Alibaba Group Executive Chairman Jack Ma has vowed to build up the e-commerce giant’s defenses against the sale of counterfeit products on its Internet marketplaces, saying the company needed to take the lead in the fight.
“Counterfeit products don’t just hurt Alibaba, but also the entire Chinese society and the next generation,” Ma told more than 300 employees during a meeting at Alibaba’s campus in Hangzhou, China, last week. “We don’t want to live in a society without the ability to distinguish truth from lies.”
Facing criticism from some Western brand owners over the sale of fakes on its sprawling online shopping sites, Alibaba has been steadily building up its anti-counterfeit techniques and big data technologies to monitor and police more than a billion product listings on Taobao Marketplace and Tmall.com.
Alibaba has a large in-house anti-counterfeit team and works with hundreds of IP rights holders to more quickly spot and remove listings for fakes. In December, Alibaba established the Platform Governance Unit to oversee commercial regulation of its marketplaces, and also hired Matthew Bassiur, a former senior official for security and IP enforcement at Pfizer and Apple, to head Alibaba’s global intellectual property protection effort.
During a company “Anti-Counterfeit Pledging Conference” attended by Alibaba employees in the fields of technology, branding, data and quality control, Ma emphasized that counterfeits are not solely the company’s problem. Fakes were widely available before e-commerce developed and before Alibaba got its start in 1999, he said, adding that “there is not a single fake product that we want to sell.”
Controlling—and even eradicating—counterfeits from Alibaba’s e-commerce platforms is essential for the health of the industry, he said. “Anti-counterfeit and anti-(intellectual property) infringement are the foundations of infrastructure for all future commerce.”
“We have seen the problem with the clearest perspective and we have the best anti-counterfeit data analysts and engineers in the world,” Ma said. “Alibaba Group cannot wait to act until other people are ready.”
Our final victory only comes when the counterfeit sellers have nowhere to go and no room to exist.
Coming to grips with the problem doesn’t just mean kicking counterfeit merchants off Taobao, he added, since they will migrate to other shopping websites. Alibaba is also working with Chinese authorities to root out the sources of fake products. Between April and September last year, the company helped local law enforcement departments build 330 cases of suspected counterfeiting, of which 279 were resolved. Meanwhile, Alibaba helped police destroy more than 600 counterfeit manufacturing sites and sales venues, contributing to the arrest of 715 suspects.

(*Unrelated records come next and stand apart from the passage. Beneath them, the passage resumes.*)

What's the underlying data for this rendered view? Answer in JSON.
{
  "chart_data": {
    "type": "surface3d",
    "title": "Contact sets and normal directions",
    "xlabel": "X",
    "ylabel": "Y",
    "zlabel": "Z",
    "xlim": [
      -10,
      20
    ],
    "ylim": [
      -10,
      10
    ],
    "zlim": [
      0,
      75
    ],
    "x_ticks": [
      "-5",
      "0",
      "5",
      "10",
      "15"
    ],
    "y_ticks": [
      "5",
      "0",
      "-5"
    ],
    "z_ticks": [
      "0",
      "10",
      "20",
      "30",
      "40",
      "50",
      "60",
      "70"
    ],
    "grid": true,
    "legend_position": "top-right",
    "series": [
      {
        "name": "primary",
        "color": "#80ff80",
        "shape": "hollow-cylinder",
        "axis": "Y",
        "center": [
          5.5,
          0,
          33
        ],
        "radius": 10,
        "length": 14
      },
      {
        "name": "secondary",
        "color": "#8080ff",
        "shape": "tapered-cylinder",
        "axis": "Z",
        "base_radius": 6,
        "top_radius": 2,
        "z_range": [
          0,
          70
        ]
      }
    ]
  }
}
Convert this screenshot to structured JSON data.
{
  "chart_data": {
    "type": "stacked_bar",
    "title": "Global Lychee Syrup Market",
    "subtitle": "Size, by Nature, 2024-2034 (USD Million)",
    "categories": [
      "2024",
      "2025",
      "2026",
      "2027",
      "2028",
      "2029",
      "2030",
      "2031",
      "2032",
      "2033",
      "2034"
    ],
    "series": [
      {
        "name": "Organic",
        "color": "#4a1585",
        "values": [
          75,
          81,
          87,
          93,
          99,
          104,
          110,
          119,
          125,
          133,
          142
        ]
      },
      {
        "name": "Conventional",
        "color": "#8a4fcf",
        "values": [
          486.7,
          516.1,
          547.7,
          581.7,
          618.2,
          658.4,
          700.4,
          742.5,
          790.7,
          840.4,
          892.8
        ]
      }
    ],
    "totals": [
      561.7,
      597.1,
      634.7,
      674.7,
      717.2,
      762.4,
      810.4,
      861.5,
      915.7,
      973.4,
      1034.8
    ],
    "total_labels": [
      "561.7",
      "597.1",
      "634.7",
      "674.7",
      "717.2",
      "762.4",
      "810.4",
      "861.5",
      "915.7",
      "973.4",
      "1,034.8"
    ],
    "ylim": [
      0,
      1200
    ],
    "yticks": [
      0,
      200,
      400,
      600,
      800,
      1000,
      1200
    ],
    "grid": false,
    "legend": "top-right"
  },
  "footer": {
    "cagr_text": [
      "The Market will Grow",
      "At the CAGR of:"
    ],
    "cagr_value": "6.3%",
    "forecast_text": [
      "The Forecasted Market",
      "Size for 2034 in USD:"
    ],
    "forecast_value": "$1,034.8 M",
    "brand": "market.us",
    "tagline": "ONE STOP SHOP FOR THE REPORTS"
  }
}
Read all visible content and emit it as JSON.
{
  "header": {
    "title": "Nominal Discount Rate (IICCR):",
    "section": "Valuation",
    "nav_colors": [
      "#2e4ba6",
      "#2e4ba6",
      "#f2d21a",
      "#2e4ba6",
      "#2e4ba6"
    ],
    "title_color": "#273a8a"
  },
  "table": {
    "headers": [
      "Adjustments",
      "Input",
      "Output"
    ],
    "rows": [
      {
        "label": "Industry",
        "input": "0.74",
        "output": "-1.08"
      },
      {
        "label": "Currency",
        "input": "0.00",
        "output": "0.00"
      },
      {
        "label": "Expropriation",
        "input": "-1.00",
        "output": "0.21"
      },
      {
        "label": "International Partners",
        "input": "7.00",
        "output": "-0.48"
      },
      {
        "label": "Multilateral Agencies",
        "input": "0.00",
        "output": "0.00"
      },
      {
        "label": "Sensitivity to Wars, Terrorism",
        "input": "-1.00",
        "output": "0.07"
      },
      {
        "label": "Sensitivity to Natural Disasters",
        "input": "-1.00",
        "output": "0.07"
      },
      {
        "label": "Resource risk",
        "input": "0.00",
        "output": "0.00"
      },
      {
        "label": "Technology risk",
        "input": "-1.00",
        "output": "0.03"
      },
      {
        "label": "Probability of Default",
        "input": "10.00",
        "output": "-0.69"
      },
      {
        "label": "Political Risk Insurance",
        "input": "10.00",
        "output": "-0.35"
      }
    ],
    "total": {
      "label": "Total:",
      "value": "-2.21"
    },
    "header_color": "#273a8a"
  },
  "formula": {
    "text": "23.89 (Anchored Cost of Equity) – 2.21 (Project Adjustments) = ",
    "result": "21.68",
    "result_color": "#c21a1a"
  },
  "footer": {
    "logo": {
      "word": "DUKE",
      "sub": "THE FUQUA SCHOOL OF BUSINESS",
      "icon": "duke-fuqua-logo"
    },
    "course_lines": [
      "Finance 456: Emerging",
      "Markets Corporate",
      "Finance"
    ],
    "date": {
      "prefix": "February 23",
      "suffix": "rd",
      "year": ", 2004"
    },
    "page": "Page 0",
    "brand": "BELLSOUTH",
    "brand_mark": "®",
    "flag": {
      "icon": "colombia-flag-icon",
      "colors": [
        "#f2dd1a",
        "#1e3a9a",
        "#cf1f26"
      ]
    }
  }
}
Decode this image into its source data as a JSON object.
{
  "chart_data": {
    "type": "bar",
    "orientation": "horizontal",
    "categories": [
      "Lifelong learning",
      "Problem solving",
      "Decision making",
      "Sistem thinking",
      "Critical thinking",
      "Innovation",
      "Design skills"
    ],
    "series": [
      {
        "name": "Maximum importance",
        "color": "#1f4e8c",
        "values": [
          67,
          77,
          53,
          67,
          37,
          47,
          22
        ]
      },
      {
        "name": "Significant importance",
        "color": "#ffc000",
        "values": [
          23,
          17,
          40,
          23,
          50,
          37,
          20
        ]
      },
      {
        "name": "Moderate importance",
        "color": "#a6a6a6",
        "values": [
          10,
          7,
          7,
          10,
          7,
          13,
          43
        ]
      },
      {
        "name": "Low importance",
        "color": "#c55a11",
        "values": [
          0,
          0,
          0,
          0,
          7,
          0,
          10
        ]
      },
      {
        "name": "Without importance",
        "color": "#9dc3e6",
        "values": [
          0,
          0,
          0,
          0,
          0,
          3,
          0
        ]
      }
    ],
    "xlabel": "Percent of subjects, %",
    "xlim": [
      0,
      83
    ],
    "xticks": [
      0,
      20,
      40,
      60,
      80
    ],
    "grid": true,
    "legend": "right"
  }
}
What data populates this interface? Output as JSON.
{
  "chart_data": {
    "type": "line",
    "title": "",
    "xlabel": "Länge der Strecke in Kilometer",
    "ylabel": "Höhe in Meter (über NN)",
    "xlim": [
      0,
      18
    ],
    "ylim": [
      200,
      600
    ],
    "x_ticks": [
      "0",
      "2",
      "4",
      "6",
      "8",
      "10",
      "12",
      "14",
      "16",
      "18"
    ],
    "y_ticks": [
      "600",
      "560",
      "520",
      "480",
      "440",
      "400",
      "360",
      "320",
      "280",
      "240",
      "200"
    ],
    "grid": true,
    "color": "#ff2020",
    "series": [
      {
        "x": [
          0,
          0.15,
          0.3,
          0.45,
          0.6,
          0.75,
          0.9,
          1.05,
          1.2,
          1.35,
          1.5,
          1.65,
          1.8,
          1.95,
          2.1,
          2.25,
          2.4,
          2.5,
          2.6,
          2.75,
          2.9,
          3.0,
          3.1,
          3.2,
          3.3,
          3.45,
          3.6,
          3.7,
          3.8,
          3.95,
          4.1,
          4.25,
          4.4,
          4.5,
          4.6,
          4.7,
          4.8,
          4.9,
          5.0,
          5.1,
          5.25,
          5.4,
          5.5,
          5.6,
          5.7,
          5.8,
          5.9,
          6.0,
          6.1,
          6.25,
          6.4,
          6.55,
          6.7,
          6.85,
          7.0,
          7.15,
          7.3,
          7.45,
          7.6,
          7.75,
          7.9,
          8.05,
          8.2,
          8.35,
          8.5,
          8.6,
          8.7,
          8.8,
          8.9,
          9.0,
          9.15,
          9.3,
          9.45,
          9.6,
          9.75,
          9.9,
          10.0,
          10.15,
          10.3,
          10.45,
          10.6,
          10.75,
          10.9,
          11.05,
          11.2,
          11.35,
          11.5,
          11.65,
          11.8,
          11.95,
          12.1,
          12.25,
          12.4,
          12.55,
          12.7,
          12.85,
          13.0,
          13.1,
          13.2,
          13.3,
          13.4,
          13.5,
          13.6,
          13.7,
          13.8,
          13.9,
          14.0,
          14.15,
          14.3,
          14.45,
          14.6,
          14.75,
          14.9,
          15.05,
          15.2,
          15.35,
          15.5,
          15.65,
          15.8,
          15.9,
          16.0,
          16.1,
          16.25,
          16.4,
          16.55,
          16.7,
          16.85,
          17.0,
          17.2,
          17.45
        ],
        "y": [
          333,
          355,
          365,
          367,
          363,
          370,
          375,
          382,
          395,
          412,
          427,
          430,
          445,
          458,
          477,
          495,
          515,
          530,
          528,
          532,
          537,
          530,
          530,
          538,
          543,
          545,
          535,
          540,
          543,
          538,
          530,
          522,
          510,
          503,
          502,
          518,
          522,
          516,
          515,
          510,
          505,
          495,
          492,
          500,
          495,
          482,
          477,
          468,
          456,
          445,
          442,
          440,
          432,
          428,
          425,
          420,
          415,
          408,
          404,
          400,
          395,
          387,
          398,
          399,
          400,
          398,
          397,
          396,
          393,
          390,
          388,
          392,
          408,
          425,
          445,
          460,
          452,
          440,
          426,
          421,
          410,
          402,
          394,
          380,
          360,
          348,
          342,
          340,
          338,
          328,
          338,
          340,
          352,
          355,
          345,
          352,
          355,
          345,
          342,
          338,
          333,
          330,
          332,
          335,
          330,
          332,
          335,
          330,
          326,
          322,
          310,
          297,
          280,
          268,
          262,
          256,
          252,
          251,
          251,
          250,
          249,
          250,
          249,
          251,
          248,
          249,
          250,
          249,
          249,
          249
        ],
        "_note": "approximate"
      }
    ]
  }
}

“We want to protect those with real intellectual properties and let them make money and achieve success,” Ma said. “This way we can have a positive effect on society. Our final victory only comes when the counterfeit sellers have nowhere to go and no room to exist.”
Jessie Zheng, head of Alibaba’s Platform Governance Unit, said during the conference that the company had made “significant quantifiable progress” in controlling the quality of products offered through the company’s sites, in partnering with brands to fight fakes, and in reducing the number of counterfeit product listings.
“This year, the company continues to set no limit on budgeting and hiring” for its anti-counterfeit programs, Zheng said. Alibaba aims over the next three to five years to build China’s most comprehensive and professional anti-counterfeit and anti-IP infringement team, she said.